LOFTY REVENUE TARGET FOR BIG BUDGET

Measures speak less how to net 51pc higher revenue

Vast incentives for local manufacturing industries indicates govt leniency in taxing


DOULOT AKTER MALA | Published: June 12, 2026 00:33:33


Measures speak less how to net 51pc higher revenue


An upscale proposed national budget worth Tk 9.38 trillion say less in its fiscal measures how the government will mobilise around 51-percent higher revenue in the next fiscal year.
A wide range of tax incentives for boosting local manufacturing industries has shown the government's intention not to go aggressive for revenue mobilisation, whereas the tax revenue- collection target for the National Board of Revenue (NBR) seems overambitious given the current fiscal year's lax performance.
Economists fear a record Tk 1.0-trillion shortfall in tax-revenue collection this year.
If such a big shortfall happens, the NBR will have to collect Tk 2.0 trillion in additional revenue to achieve the Tk 6.04 -trillion target set for the upcoming fiscal year 2026-27.
The government eyes Tk 2.23 trillion each from income tax and travel tax, and value-added tax (VAT) at local stage for next tax year.

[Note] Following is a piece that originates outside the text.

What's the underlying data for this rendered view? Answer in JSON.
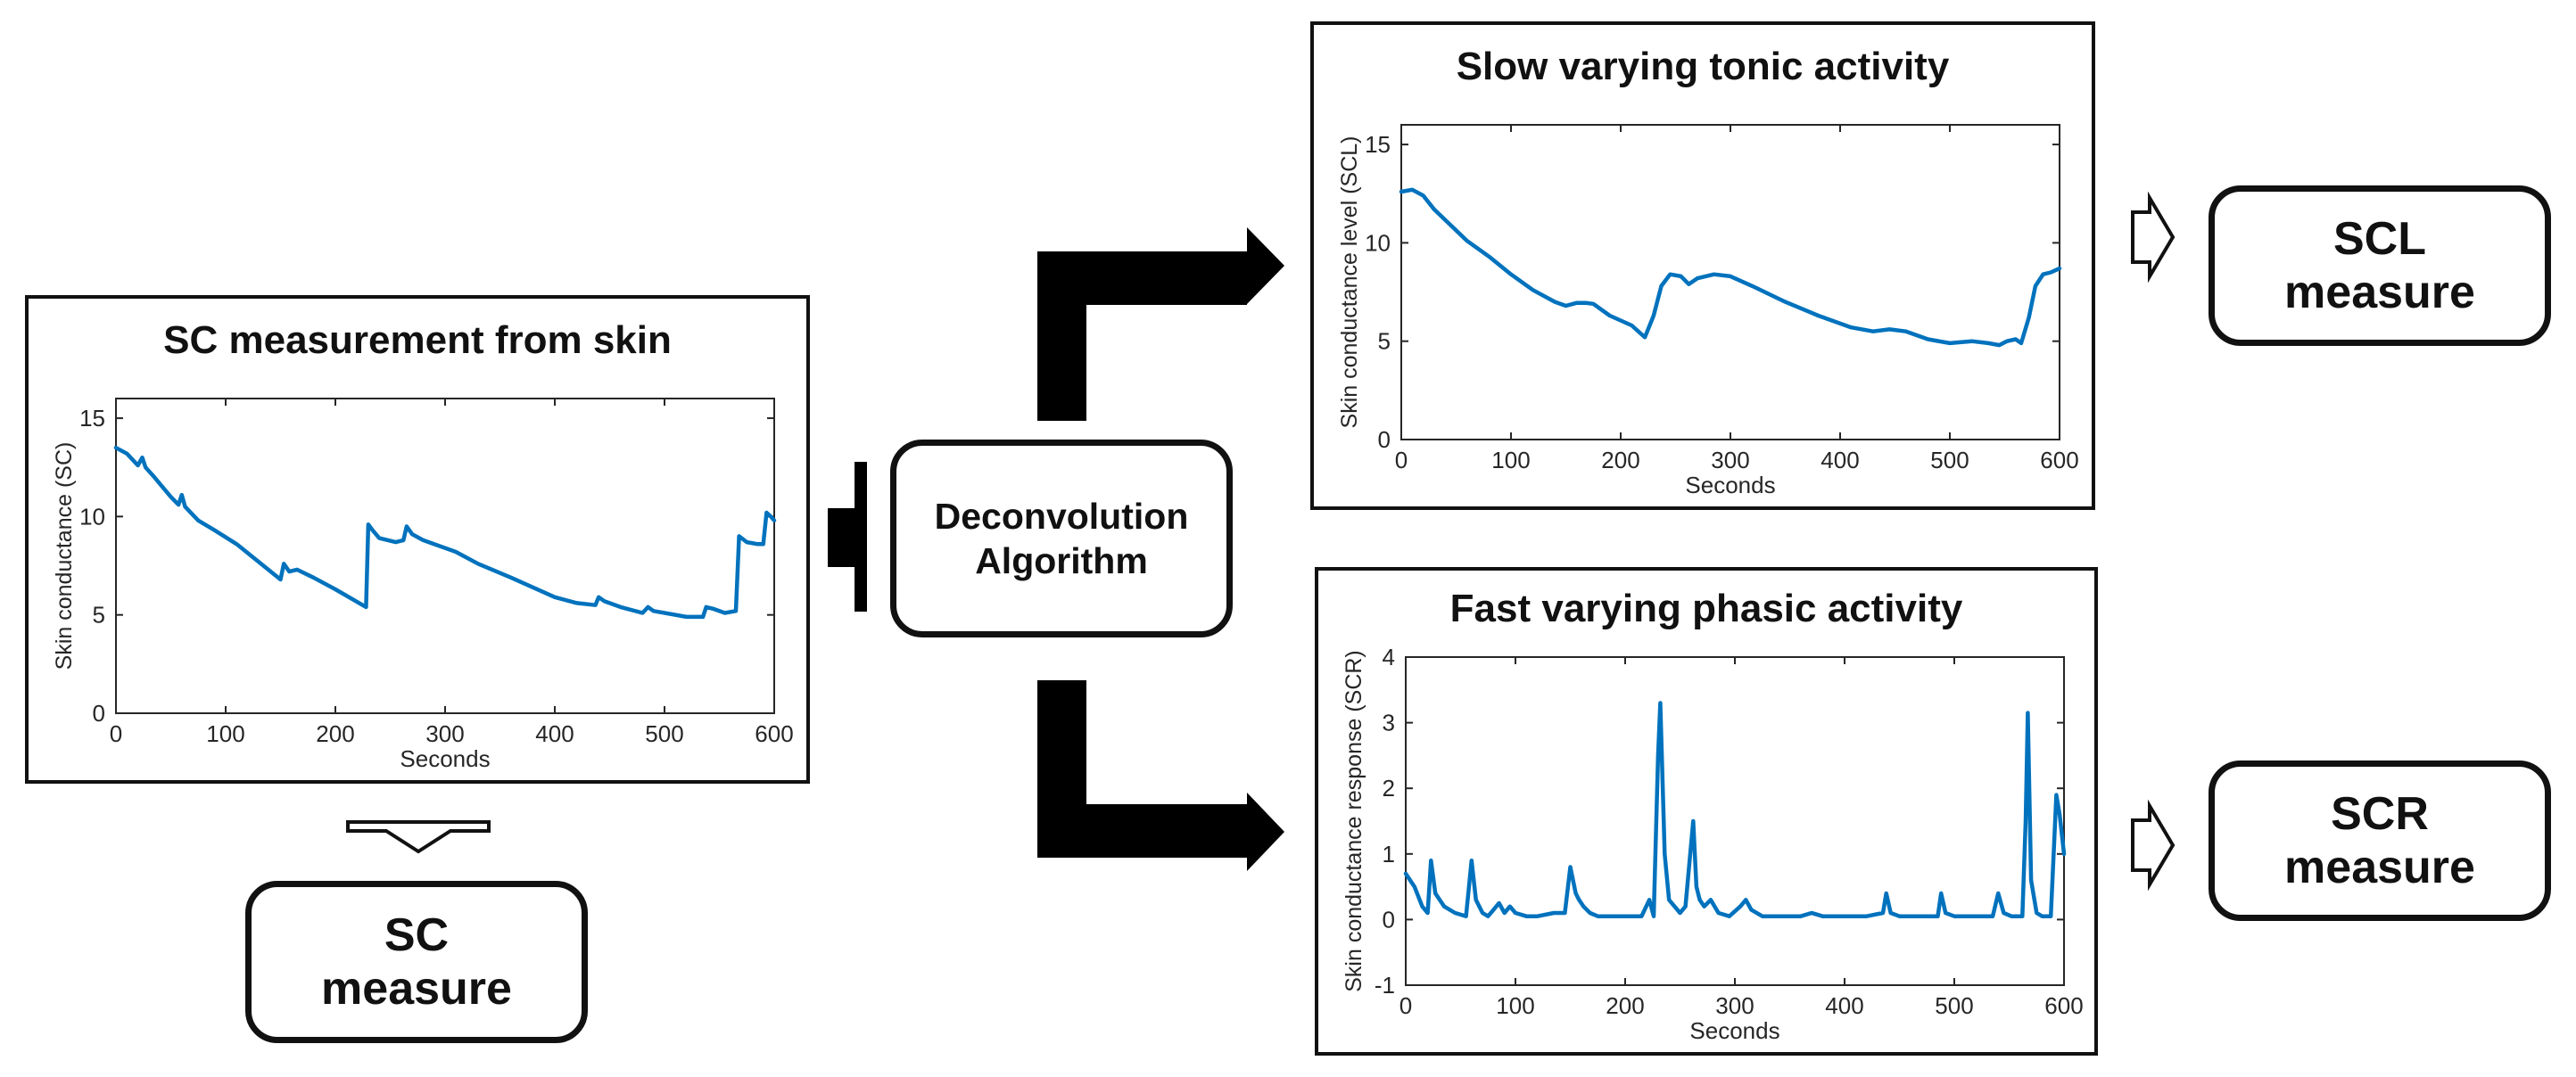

Target for import and export taxes is set at Tk 1.57 trillion.
As per the finance bill 2026, accompanying the budget, a number of final settlement provisions (FSP) that allow a reduced or concessional tax rates has been eliminated. Taxpayers will have to pay tax at regular rate on export cash incentives, saving- certificate interests and some more areas.
A reduction in source tax on cash incentives would increase revenue collection due to elimination of the FSP.
The government also expects Tk 60 billion in additional revenue through imposing a 0.20-percent tax on around 5.0 million retailers across the country.
Debabrata Roy Chowdhury, Director-Legal, Regulatory and Scientific and Corporate Affairs at Nestlé Bangladesh, says it would be nightmare to implement the new tax on retailers as no such system has developed yet to net them.
From tobacco, the NBR also expects additional Tk 60-billion revenue due to changes in price slabs.
Talking to the FE, revenue officials said central data integration with national identity card, banks, utility services, sub-registry office, mandatory BIN and TIN for bank-account opening would help in widening tax base and generating revenue.
They have also pointed out some potential sectors, including advance tax for B2B, tax hike on high-net-worth individuals, unchanged corporate tax rates for next five years, twofold hike in tax on savings certificates, reducing investment rebate on savings certificates and scrapping the final settlement provision (FSP).
Currently, the savers in the national savings scheme are enjoying the 'FSP' where source tax paid on interest amount of savings tools is considered finally paid taxes.
Under the proposed measures, savers in NSC would have to add their profits to the annual income and have to pay tax at the regular rate instead of reduced tax rate. However, paid tax at source would be adjusted with the payable taxes.
With this, marginal taxpayers will get refund if their total tax liability is lower than TDS while middle-and high-income taxpayers have to pay higher taxes.
The provision, however, considers women and senior citizens concerned leniently as many of them depend on the secured investment profits to run their living expenses.
Shahida Begum, a 73-year-old housewife in Mirpur, says profits from NSC are her main sources of income to pay house rent and other living expenses.
"We are not yet comfortable with the different bank schemes or bond purchase. Changes from savings certificates to other savings scheme are not easier for senior citizens like us," she says.